Here’s how New York magazine describes The Briefcase, a new show on CBS that’s about to enter its third week.
The Briefcase, premiering on CBS at 8 p.m. Wednesday, features “American families experiencing financial setbacks,” to use the network’s terminology. The family is given a briefcase with $101,000 in it, and then they’re shown another family who’s “experiencing financial setbacks.” They have to decide how much money to keep and how much to give the other people, or whether they want to keep it all for themselves; neither family knows both families have in fact received a briefcase, and that their counterparts are also deliberating over if and how to share the money.
Here in the UK, the BBC (of all places) has a show with a similar feel to it, called Britain’s Hardest Grafter. The show has already been nicknamed The Hunger Games. The Guardian explains it thus:
The five-part BBC2 series will pit contestants against each other in a series of jobs and tasks with the “least effective workers” asked to leave until one is crowned champion. The winner will receive a cash prize of about £15,500, the minimum annual wage for workers outside London.
Both shows are cruel and gimmicky. Both have an element of stunt or prank to them. There’s a word for this on the internet: it’s called trolling. And you know what? I absolutely love this new breed of “troll the poor” television, not least because it’s honest about what working people are most concerned about.
“Britain’s Hardest Grafter is a serious social experiment for BBC2 which investigates just how hard people in the low wage economy work,” said the BBC. Which is obviously total wank, but good on them for dressing up this gloriously sadistic spectacle as a social justice mission of mercy.
I actually really relate to the families in The Briefcase. Not in the sense of being poor or making sacrifices or having a hard life or anything, just that money really matters and working out how much of it to give away when you don’t strictly have to is just as much of a conundrum when you’re wealthy as it is when you’re not.
Introducing working families to the practical challenges of altruism when they don’t have money means they will make better choices in future generations, when one of them has won the lottery or when son number six somehow makes it to Harvard. They’ll become patrons of the Royal Opera House, for instance, instead of donating to Lefty charities like the RSPCA.
Obviously, the sanctimonious windbags in the press are up in arms about The Briefcase and Britain’s Hardest Grafter. They say these shows recall the worst excesses of the Roman amphitheatre and that poverty porn shows just how decrepit our morals have become and how painfully scraped the commissioning barrel must now be.
Viewers, of course, don’t seem very upset about either programme – perhaps because they’re too busy enjoying the emotional car-crashes on screen.
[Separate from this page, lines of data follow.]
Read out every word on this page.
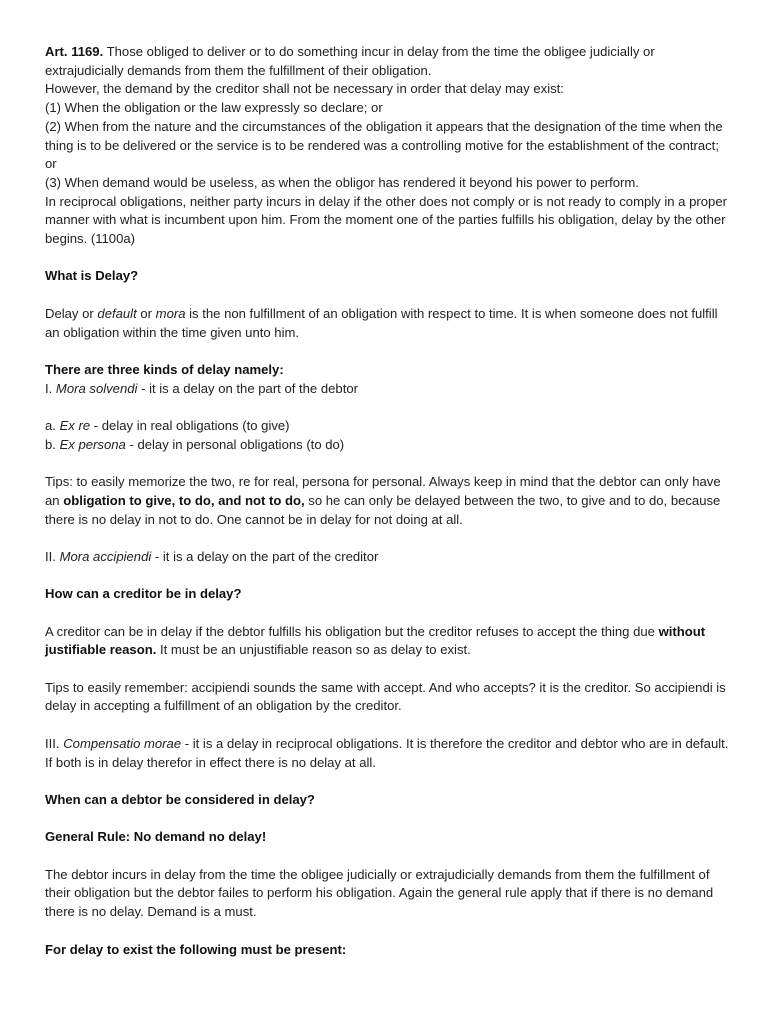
Art. 1169. Those obliged to deliver or to do something incur in delay from the time the obligee judicially or extrajudicially demands from them the fulfillment of their obligation.

However, the demand by the creditor shall not be necessary in order that delay may exist:

(1) When the obligation or the law expressly so declare; or

(2) When from the nature and the circumstances of the obligation it appears that the designation of the time when the thing is to be delivered or the service is to be rendered was a controlling motive for the establishment of the contract; or

(3) When demand would be useless, as when the obligor has rendered it beyond his power to perform.

In reciprocal obligations, neither party incurs in delay if the other does not comply or is not ready to comply in a proper manner with what is incumbent upon him. From the moment one of the parties fulfills his obligation, delay by the other begins. (1100a)

What is Delay?

Delay or default or mora is the non fulfillment of an obligation with respect to time. It is when someone does not fulfill an obligation within the time given unto him.

There are three kinds of delay namely:

I. Mora solvendi - it is a delay on the part of the debtor

a. Ex re - delay in real obligations (to give)

b. Ex persona - delay in personal obligations (to do)

Tips: to easily memorize the two, re for real, persona for personal. Always keep in mind that the debtor can only have an obligation to give, to do, and not to do, so he can only be delayed between the two, to give and to do, because there is no delay in not to do. One cannot be in delay for not doing at all.

II. Mora accipiendi - it is a delay on the part of the creditor

How can a creditor be in delay?

A creditor can be in delay if the debtor fulfills his obligation but the creditor refuses to accept the thing due without justifiable reason. It must be an unjustifiable reason so as delay to exist.

Tips to easily remember: accipiendi sounds the same with accept. And who accepts? it is the creditor. So accipiendi is delay in accepting a fulfillment of an obligation by the creditor.

III. Compensatio morae - it is a delay in reciprocal obligations. It is therefore the creditor and debtor who are in default. If both is in delay therefor in effect there is no delay at all.

When can a debtor be considered in delay?

General Rule: No demand no delay!

The debtor incurs in delay from the time the obligee judicially or extrajudicially demands from them the fulfillment of their obligation but the debtor failes to perform his obligation. Again the general rule apply that if there is no demand there is no delay. Demand is a must.

For delay to exist the following must be present:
I’m not saying the instinct to laugh at the underprivileged is virtuous, or that I feel particularly good about myself after indulging, but let’s be clear about why some columnists are really getting upset.
The only reason media types are squealing about these new shows is that their currency is explicitly cash, rather than emotion. For decades we’ve enjoyed exploitative spectacles such as The Jerry Springer Show and Ricki Lake. There’s nothing new about The Briefcase except that the whole show revolves around hard cash.
Money always makes middle-class people feel anxious, which is why the commentariat is tut-tutting over this new generation of troll the poor programming. What they seem to forget is that regardless of the details of the format, each episode of The Briefcase gives away a whopping $202,000 to two families who need it. Which is all anyone appearing on the show is going to care about in the long run.